Reviewed by CHRISTINE THOMAS

There’s always that one individual who gets under your skin—the person who consumes your thoughts, who you swear you don’t want anything to do with, but always go back to no matter how much she or he mistreats you. For Ricardo Somocurcio, the anodyne narrator of Mario Vargas Llosa’s latest novel, it’s the eponymous “bad girl” who haunts him from age fifteen living in Peru throughout decades of adulthood in Paris. Their cyclical, sadomasochistic dance powers the narrative and soon shrewdly inverts the conventional portrait of true love.

A protean, despicable character, the bad girl rotates through distinct identities, whether as Lily, the vibrant and provocative Chilean girl; plain yet demanding Arlette the guerrilla fighter; or the glamorous wife, in turn, of a French diplomat, an English horseman, and a Japanese illegal goods trader. Yet no matter her appearance or designation, she is bent on acquiring and displaying wealth, and inside remains “a monster of egotism and insensitivity.”

In her presence Ricardo, too, transforms—from dedicated translator and interpreter into a masochistic “little puissant,” powerless in the face of her scabrous charms. During her absences—be they a few days or a decade—he turns to the dependable formula of unremitting work, study and exercise, generally satisfied with the isolated routine of his expatriate life. But that’s his very problem. “‘You’re very nice,’” the bad girl tells him, “‘but you have a terrible defect: lack of ambition. You’re satisfied with what you have, aren’t you? But it isn’t anything, good boy. That’s why I couldn’t be your wife. I’ll never be satisfied with what I have. I’ll always want more.’”

And she’s right—Ricardo’s sole recipe for happiness is living in Paris and being with the bad girl, and his lack of pride and ambition, and his unavailing, blind obsession makes him just as distasteful as she is. Even as the Peruvian revolution brews and erupts, Ricardo remains indifferent and immovable: “I had absolutely no interest in politics; in fact, I despised politics, and all my dreams were focused…on getting a nice steady job that would let me spend, in the most ordinary way, the rest of my days in Paris.” His life lacks substance, one of merely interpreting others’ words without even paying attention to their meaning—his identity tied only to his love for her.

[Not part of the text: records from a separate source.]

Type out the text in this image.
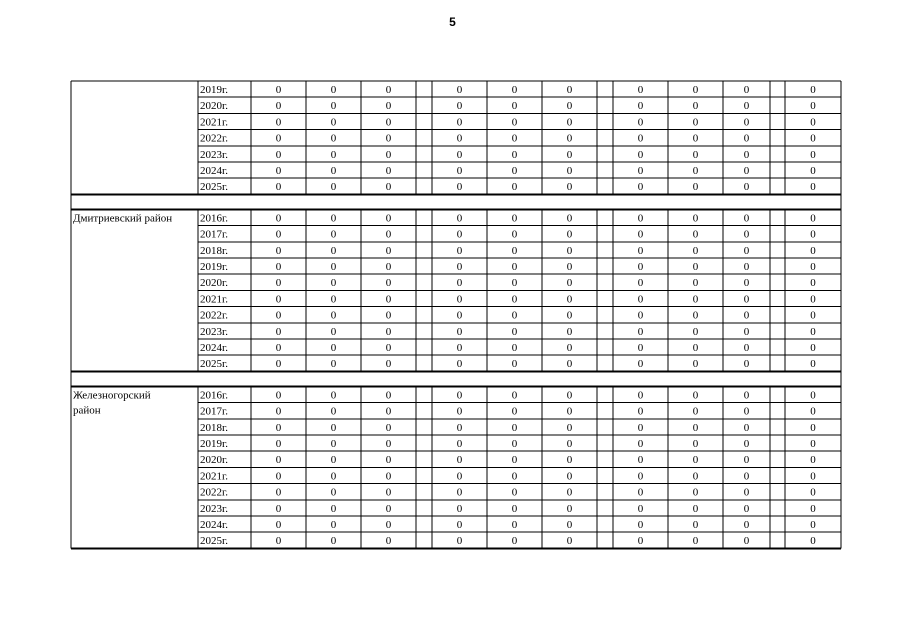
5
2019г.	0	0	0	0	0	0	0	0	0	0
2020г.	0	0	0	0	0	0	0	0	0	0
2021г.	0	0	0	0	0	0	0	0	0	0
2022г.	0	0	0	0	0	0	0	0	0	0
2023г.	0	0	0	0	0	0	0	0	0	0
2024г.	0	0	0	0	0	0	0	0	0	0
2025г.	0	0	0	0	0	0	0	0	0	0
Дмитриевский район	2016г.	0	0	0	0	0	0	0	0	0	0
2017г.	0	0	0	0	0	0	0	0	0	0
2018г.	0	0	0	0	0	0	0	0	0	0
2019г.	0	0	0	0	0	0	0	0	0	0
2020г.	0	0	0	0	0	0	0	0	0	0
2021г.	0	0	0	0	0	0	0	0	0	0
2022г.	0	0	0	0	0	0	0	0	0	0
2023г.	0	0	0	0	0	0	0	0	0	0
2024г.	0	0	0	0	0	0	0	0	0	0
2025г.	0	0	0	0	0	0	0	0	0	0
Железногорский район
2016г.	0	0	0	0	0	0	0	0	0	0
2017г.	0	0	0	0	0	0	0	0	0	0
2018г.	0	0	0	0	0	0	0	0	0	0
2019г.	0	0	0	0	0	0	0	0	0	0
2020г.	0	0	0	0	0	0	0	0	0	0
2021г.	0	0	0	0	0	0	0	0	0	0
2022г.	0	0	0	0	0	0	0	0	0	0
2023г.	0	0	0	0	0	0	0	0	0	0
2024г.	0	0	0	0	0	0	0	0	0	0
2025г.	0	0	0	0	0	0	0	0	0	0
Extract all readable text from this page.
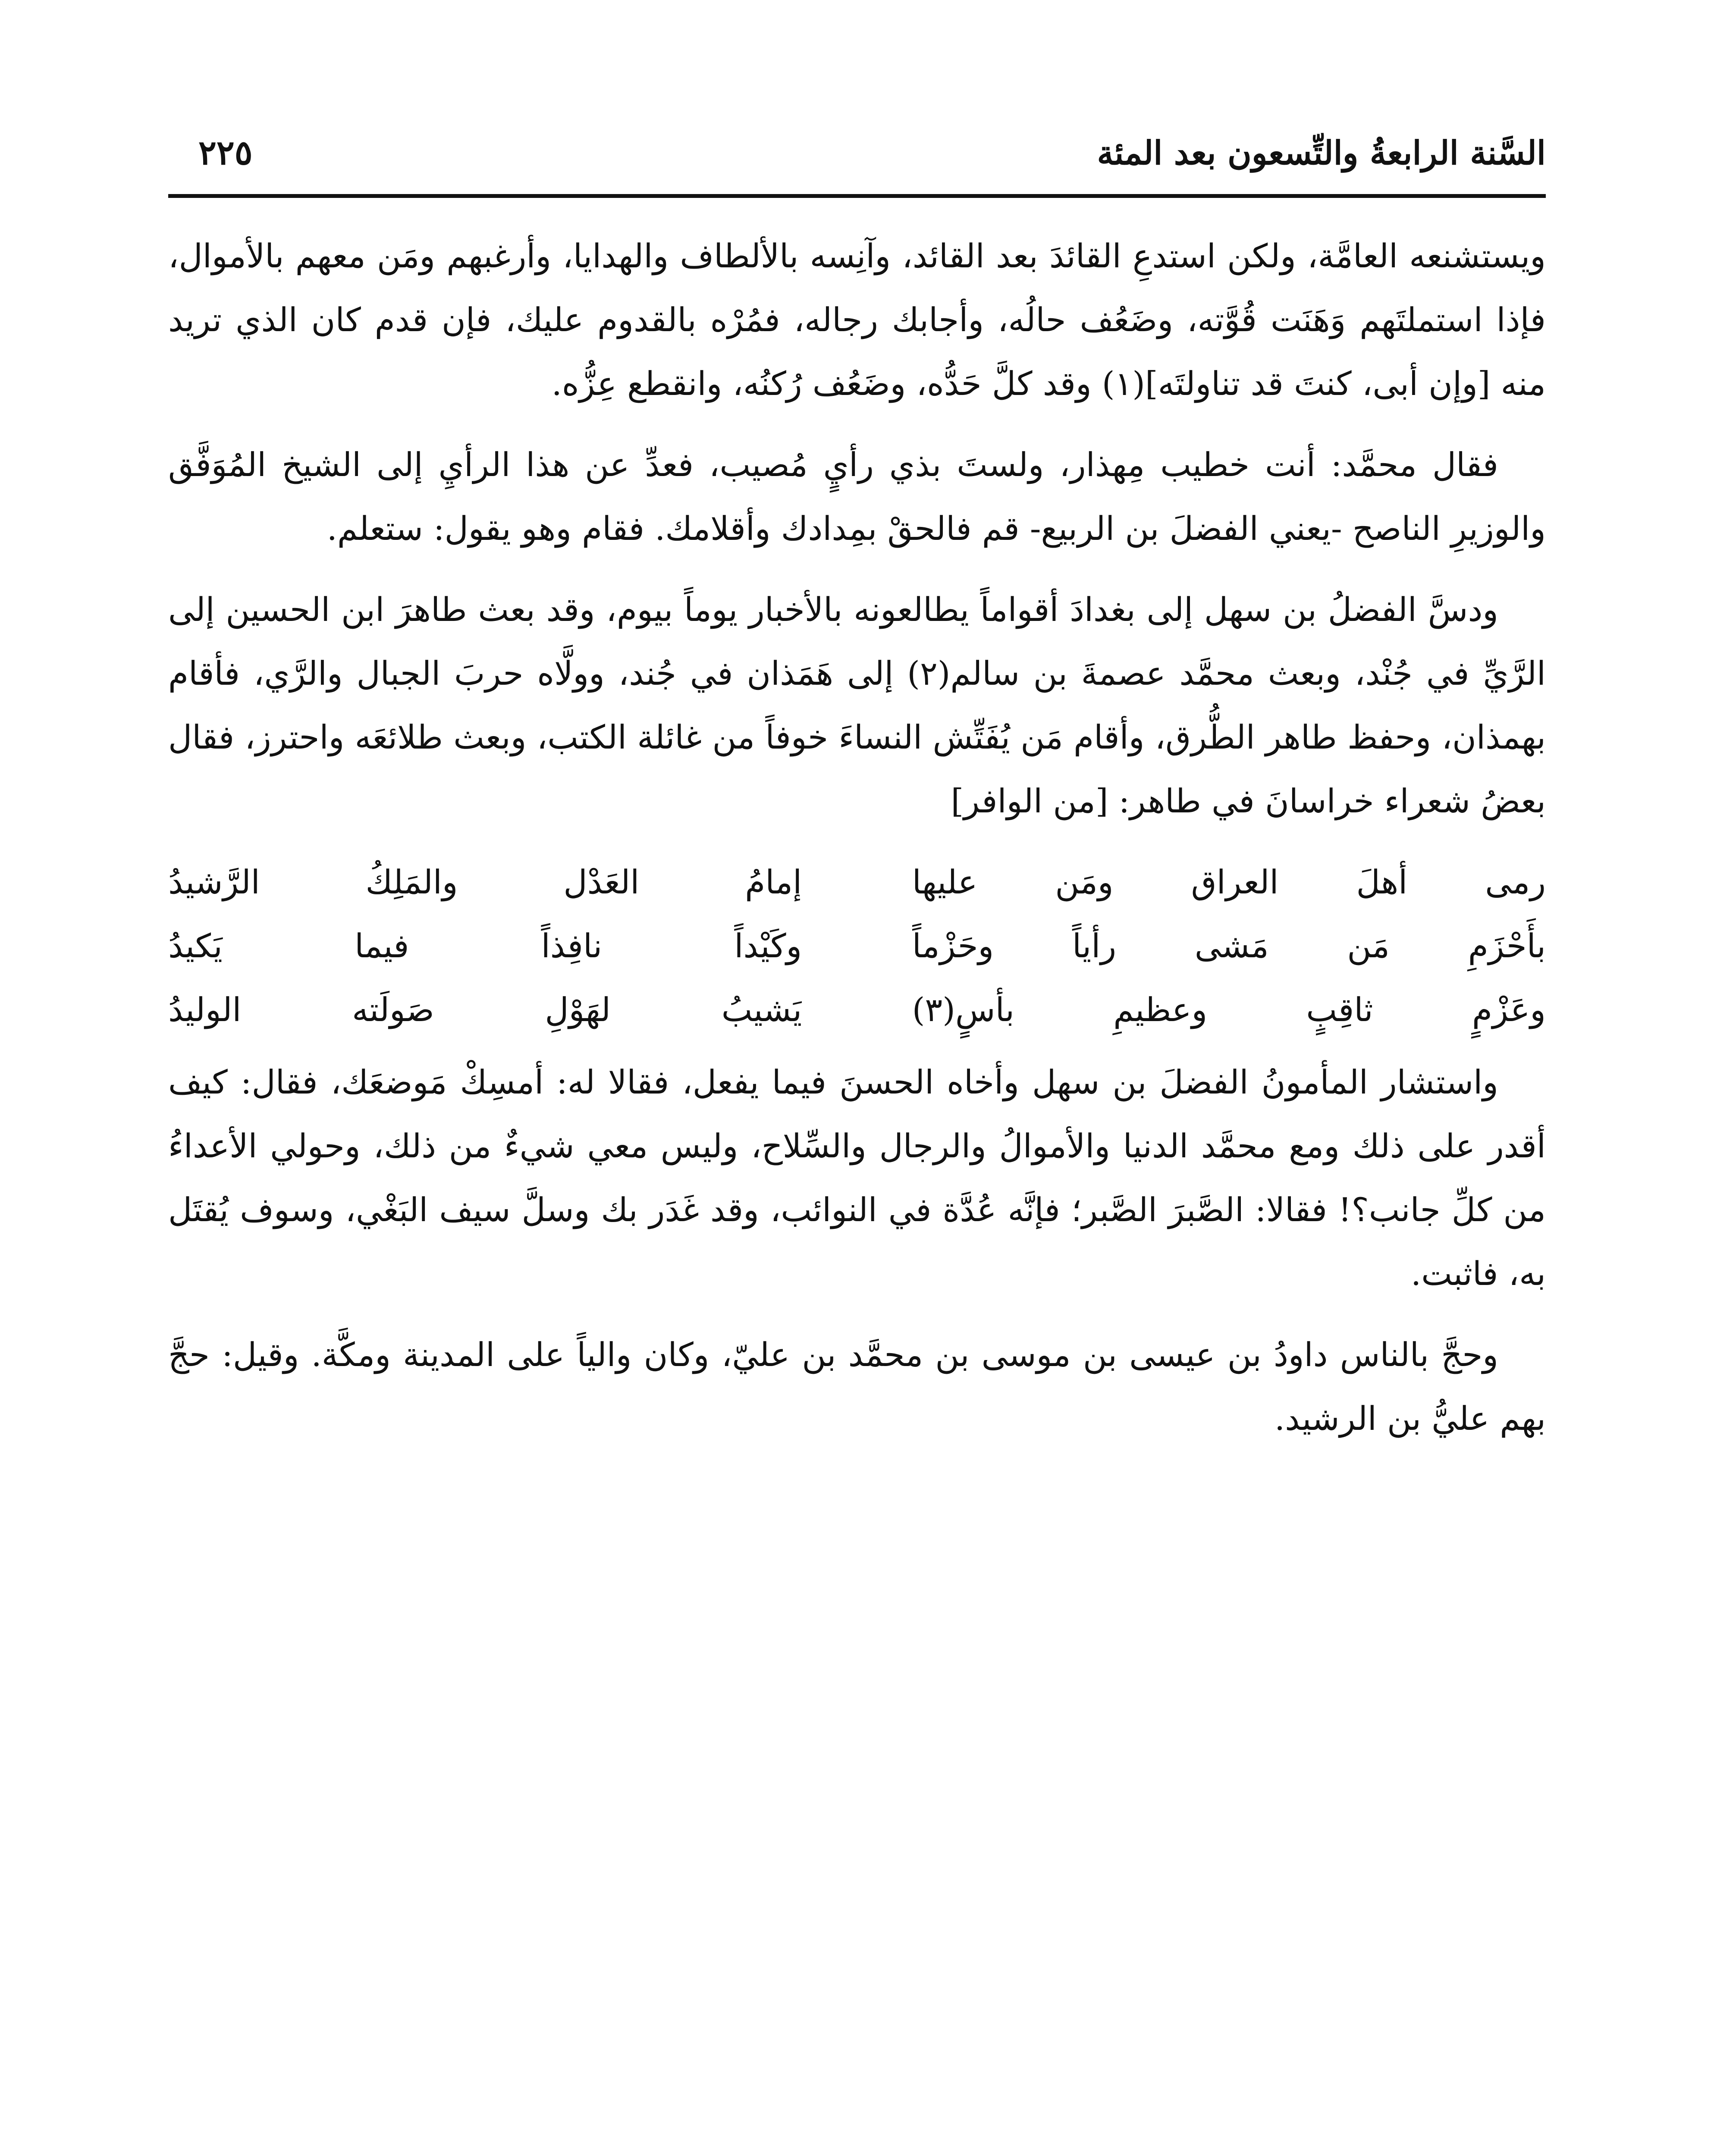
السَّنة الرابعةُ والتِّسعون بعد المئة
٢٢٥

ويستشنعه العامَّة، ولكن استدعِ القائدَ بعد القائد، وآنِسه بالألطاف والهدايا، وأرغبهم ومَن معهم بالأموال، فإذا استملتَهم وَهَنَت قُوَّته، وضَعُف حالُه، وأجابك رجاله، فمُرْه بالقدوم عليك، فإن قدم كان الذي تريد منه [وإن أبى، كنتَ قد تناولتَه](١) وقد كلَّ حَدُّه، وضَعُف رُكنُه، وانقطع عِزُّه.

فقال محمَّد: أنت خطيب مِهذار، ولستَ بذي رأيٍ مُصيب، فعدِّ عن هذا الرأيِ إلى الشيخ المُوَفَّق والوزيرِ الناصح -يعني الفضلَ بن الربيع- قم فالحقْ بمِدادك وأقلامك. فقام وهو يقول: ستعلم.

ودسَّ الفضلُ بن سهل إلى بغدادَ أقواماً يطالعونه بالأخبار يوماً بيوم، وقد بعث طاهرَ ابن الحسين إلى الرَّيِّ في جُنْد، وبعث محمَّد عصمةَ بن سالم(٢) إلى هَمَذان في جُند، وولَّاه حربَ الجبال والرَّي، فأقام بهمذان، وحفظ طاهر الطُّرق، وأقام مَن يُفَتِّش النساءَ خوفاً من غائلة الكتب، وبعث طلائعَه واحترز، فقال بعضُ شعراء خراسانَ في طاهر: [من الوافر]

رمى أهلَ العراق ومَن عليها
إمامُ العَدْل والمَلِكُ الرَّشيدُ
بأَحْزَمِ مَن مَشى رأياً وحَزْماً
وكَيْداً نافِذاً فيما يَكيدُ
وعَزْمٍ ثاقِبٍ وعظيمِ بأسٍ(٣)
يَشيبُ لهَوْلِ صَولَته الوليدُ

واستشار المأمونُ الفضلَ بن سهل وأخاه الحسنَ فيما يفعل، فقالا له: أمسِكْ مَوضعَك، فقال: كيف أقدر على ذلك ومع محمَّد الدنيا والأموالُ والرجال والسِّلاح، وليس معي شيءٌ من ذلك، وحولي الأعداءُ من كلِّ جانب؟! فقالا: الصَّبرَ الصَّبر؛ فإنَّه عُدَّة في النوائب، وقد غَدَر بك وسلَّ سيف البَغْي، وسوف يُقتَل به، فاثبت.

وحجَّ بالناس داودُ بن عيسى بن موسى بن محمَّد بن عليّ، وكان والياً على المدينة ومكَّة. وقيل: حجَّ بهم عليُّ بن الرشيد.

But this is the brilliance of Llosa’s stunning story, for just when the depiction of bad girl as villain and Ricardo as caring, dedicated hero seems fixed, Llosa erodes and reverses it. When Ricardo unreservedly exposes his unappealing side, the bad girl also exhibits decency, so that even when she abandons him yet again, Llosa compassionately makes clear that Ricardo is also the victim of his own passivity, and she of her own desperate, dysfunctional quest to escape poverty.

And in Llosa’s capable hands, this recounting is both moving and captivating. New characters, identities, and settings are seductively and cleverly introduced as the story seamlessly travels the globe via Ricardo’s interpreting work, straddles the changing world culture from the 1950s to present, and tracks the arc of Peruvian politics. Each chapter reads like its own complete narrative, yet blends impeccably into the next to form a well-paced, dynamic whole.

Punctuated by the magic of chance meetings and rediscovered romance, and wading comfortably in profound queries about the nature of identity and life’s purpose, “The Bad Girl” is a beleaguered, bittersweet love story that evokes the wonder: Is there any other kind of love story?